Release Date: October 2007
Time to Pick up the Check
Jerry Kozak,
President/CEO
All of us have dined occasionally with acquaintances who, at the end of the dinner when the check comes due, suddenly have a hard time forking over their fair share of the tab. These are the type of people whose definition of what is fair makes you wonder sometimes.
We have a similar situation in the U.S. dairy business, where importers of foreign dairy products enjoy the fruits of the largest, richest consumer market in the world, yet don’t contribute their share to help build and develop the market.
As U.S. dairy farmers are well aware, they have paid a 15 cent per hundredweight checkoff on their milk production since 1984, to be used for generic promotion and research of milk, dairy ingredients and cheese. Additionally, fluid milk processors pay a 20 cent per cwt. checkoff for similar purposes. In fact, ten U.S. agricultural commodities have comparable mandatory promotional programs, including big ones like beef, pork and cotton, that apply their assessment to imports. Dairy – the biggest checkoff program of them all – is the lone exception.
We thought we had that oversight corrected in 2002, when the Farm Bill contained a provision extending the equivalent of the 15 cent checkoff on dairy imports (i.e., 1.5 cents per pound for cheese). All imported dairy-derived products would be assessed, but basically the items most affected would be cheese, and dry protein-based ingredients that end up in cheese products.
Unfortunately, the USDA has never implemented the checkoff on imports, out of an overabundance of caution that such a checkoff could violate world trade regulations.

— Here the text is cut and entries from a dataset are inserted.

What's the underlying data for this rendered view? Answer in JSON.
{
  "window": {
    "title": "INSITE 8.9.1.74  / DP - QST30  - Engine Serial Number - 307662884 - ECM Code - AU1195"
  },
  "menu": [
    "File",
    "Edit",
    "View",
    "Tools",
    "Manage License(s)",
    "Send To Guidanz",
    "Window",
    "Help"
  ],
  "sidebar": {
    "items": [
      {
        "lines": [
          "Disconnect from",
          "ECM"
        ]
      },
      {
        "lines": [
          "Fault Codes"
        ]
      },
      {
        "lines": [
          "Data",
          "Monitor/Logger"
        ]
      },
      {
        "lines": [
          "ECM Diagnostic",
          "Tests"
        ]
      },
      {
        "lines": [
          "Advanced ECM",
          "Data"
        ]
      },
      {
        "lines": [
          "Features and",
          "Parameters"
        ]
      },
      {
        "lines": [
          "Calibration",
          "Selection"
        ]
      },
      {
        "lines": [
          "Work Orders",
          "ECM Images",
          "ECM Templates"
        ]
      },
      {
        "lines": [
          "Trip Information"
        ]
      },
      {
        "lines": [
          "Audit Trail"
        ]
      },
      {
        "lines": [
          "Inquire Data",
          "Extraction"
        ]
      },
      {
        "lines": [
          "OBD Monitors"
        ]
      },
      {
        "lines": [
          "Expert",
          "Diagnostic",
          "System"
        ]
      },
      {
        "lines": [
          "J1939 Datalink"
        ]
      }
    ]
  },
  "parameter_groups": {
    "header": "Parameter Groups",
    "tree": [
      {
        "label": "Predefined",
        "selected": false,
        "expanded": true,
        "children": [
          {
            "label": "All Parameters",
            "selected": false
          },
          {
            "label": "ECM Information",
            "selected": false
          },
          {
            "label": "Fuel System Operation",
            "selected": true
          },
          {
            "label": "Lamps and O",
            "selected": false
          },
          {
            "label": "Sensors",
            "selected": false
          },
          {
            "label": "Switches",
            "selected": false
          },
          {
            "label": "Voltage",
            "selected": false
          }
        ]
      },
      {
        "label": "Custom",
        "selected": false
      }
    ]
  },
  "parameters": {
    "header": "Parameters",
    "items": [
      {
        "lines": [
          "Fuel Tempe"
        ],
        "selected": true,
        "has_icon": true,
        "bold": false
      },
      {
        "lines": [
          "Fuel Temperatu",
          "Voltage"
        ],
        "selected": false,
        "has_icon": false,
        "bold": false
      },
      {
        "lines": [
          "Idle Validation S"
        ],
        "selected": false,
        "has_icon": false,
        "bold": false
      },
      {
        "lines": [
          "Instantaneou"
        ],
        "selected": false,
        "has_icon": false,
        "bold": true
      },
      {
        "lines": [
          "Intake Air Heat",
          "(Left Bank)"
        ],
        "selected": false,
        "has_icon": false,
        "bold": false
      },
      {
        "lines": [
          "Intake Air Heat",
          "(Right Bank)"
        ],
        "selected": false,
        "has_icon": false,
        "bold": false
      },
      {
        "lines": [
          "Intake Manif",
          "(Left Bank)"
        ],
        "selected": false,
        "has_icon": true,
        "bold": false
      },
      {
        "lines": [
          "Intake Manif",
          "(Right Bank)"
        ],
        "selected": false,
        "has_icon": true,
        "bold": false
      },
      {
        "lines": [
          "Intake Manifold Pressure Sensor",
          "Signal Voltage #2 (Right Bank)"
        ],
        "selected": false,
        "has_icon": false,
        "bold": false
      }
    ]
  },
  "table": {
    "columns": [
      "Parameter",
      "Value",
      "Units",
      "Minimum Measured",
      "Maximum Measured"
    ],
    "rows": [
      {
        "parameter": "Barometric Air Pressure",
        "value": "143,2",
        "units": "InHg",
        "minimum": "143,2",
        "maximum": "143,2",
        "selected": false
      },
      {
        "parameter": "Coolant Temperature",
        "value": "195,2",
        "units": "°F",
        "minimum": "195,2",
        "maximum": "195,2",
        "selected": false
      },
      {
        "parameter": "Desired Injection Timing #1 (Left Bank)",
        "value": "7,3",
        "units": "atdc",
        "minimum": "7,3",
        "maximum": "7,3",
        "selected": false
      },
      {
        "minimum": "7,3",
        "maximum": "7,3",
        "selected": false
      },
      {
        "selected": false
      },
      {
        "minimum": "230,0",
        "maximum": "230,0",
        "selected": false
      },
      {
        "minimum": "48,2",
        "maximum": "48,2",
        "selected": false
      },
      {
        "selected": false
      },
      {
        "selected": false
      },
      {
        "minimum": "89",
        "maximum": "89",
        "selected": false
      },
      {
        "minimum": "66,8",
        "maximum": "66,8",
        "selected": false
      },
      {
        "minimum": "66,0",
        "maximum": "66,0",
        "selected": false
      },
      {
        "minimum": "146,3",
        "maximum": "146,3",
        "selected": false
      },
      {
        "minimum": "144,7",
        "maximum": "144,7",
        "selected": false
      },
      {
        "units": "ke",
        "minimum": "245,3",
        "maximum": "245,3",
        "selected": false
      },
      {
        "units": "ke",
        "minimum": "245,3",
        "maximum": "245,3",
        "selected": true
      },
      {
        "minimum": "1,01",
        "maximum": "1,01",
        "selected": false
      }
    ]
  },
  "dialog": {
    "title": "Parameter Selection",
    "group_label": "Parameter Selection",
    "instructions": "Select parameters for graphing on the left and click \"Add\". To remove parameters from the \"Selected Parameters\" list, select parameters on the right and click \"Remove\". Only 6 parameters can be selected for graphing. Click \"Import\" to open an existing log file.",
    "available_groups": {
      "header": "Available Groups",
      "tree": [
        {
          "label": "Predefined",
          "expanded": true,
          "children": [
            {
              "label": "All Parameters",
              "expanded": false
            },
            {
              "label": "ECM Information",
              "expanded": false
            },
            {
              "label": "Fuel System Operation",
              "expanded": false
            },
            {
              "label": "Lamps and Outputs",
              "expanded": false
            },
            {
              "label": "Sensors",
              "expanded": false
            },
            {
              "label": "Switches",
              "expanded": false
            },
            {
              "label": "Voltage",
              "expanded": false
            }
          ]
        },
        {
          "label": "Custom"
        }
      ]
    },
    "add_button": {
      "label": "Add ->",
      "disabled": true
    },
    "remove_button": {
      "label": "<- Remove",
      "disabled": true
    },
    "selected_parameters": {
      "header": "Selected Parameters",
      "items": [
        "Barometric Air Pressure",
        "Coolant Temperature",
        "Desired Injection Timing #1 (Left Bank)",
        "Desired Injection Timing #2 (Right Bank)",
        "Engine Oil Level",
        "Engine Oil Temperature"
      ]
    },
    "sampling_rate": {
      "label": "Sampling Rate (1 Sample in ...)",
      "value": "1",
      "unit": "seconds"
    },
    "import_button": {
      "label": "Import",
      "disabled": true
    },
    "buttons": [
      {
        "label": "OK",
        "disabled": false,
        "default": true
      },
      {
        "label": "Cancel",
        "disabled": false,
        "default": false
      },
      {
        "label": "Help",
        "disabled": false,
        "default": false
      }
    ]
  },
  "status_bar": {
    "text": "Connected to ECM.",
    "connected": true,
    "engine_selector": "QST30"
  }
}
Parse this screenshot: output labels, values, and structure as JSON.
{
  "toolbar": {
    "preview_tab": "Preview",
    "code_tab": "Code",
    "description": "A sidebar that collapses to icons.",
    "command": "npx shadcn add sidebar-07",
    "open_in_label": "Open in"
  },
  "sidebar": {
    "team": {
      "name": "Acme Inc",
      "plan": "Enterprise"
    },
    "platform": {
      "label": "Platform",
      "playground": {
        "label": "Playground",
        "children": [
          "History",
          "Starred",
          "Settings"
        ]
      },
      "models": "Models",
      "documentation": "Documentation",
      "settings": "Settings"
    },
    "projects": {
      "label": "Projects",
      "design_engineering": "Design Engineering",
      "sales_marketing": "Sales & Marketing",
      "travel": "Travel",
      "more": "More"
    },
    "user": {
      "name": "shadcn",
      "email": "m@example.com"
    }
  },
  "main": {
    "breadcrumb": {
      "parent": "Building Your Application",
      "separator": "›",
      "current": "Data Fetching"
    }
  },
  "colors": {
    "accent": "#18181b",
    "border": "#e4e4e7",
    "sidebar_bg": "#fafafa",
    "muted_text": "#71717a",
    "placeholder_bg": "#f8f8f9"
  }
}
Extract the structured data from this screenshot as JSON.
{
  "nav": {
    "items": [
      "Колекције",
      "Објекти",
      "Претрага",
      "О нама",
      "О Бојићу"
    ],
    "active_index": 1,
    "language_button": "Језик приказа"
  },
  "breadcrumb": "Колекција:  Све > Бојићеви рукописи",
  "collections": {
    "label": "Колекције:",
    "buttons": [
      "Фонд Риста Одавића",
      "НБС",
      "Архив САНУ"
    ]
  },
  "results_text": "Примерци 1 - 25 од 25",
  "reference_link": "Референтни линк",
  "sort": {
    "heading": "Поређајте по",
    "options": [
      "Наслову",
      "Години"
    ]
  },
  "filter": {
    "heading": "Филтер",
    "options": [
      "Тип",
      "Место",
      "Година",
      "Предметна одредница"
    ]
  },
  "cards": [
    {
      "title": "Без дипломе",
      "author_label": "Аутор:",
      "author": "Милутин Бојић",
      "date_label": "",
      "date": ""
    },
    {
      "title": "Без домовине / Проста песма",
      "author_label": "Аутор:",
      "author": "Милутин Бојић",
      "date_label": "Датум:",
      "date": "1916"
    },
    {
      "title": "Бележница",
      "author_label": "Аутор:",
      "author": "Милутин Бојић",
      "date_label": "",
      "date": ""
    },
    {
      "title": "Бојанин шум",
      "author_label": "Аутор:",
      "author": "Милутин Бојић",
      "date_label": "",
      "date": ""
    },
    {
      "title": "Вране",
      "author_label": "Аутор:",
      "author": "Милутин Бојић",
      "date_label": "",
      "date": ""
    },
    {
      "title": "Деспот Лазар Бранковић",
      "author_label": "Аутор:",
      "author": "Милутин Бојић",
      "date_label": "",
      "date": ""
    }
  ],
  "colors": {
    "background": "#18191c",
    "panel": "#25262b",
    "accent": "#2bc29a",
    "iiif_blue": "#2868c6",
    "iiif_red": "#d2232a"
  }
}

So now, five years later, NMPF is again pushing – in the Farm Bill now under development in Congress – a technical correction to the law that was passed in 2002. This fix applies the domestic checkoff to farmers in all 50 states, not just in the continental 48 (which was the scope of the original dairy checkoff law). By covering the entire U.S. producer community, we can then make sure that importers will also pay their share. NMPF estimates that more than $10 million annually in import assessments will be collected as a result.
Dairy importers claim there is something unfair about this proposal, even though the rate of dairy imports has grown significantly faster in the past decade than the overall rate of U.S. consumption. Clearly, they benefit from an expanding U.S. market, and should help pay to develop that market. The fact that we have long-standing checkoff assessments on many imported commodities – and those programs haven’t spawned litigation and trade challenges – is the best evidence that once their moment of dramatic hand-wringing and teeth-nashing is over, this is hardly a big deal for foreign exporters.
The U.S. dairy checkoff has been vital to creating a favorable climate for the continued consumption of all dairy products through more than just advertising. Foreign dairy interests know only too well how dairy producers around the world face a variety of threats from fears about BSE and foot and mouth disease, vegan animal rights activists, diet and nutrition issues, and more. These challenges to the marketing environment are just part of what the domestic dairy checkoff works to counteract. And importers benefit from these efforts just as much as domestic producers.
Ultimately, importers are engaged in a literal case of penny-ante economics: they don’t want to pay into the checkoff program, period, even if the effective cost is just a measly penny they wouldn’t bother picking up off the sidewalk.
For America’s farmers, this is an issue of fairness, and unfortunately, the situation has gone on for much longer than it should. Dairy farmers are paying $270 million each year to help build the record growth in U.S. cheese consumption, now more than 30 pounds per capita annually. Importers of foreign dairy products benefit from that growth, but pay for none of it. Congress needs to make certain that the dine ‘n’ dash mentality of foreign interests ends with this farm bill. It’s time everyone who eats at the table pays this tab.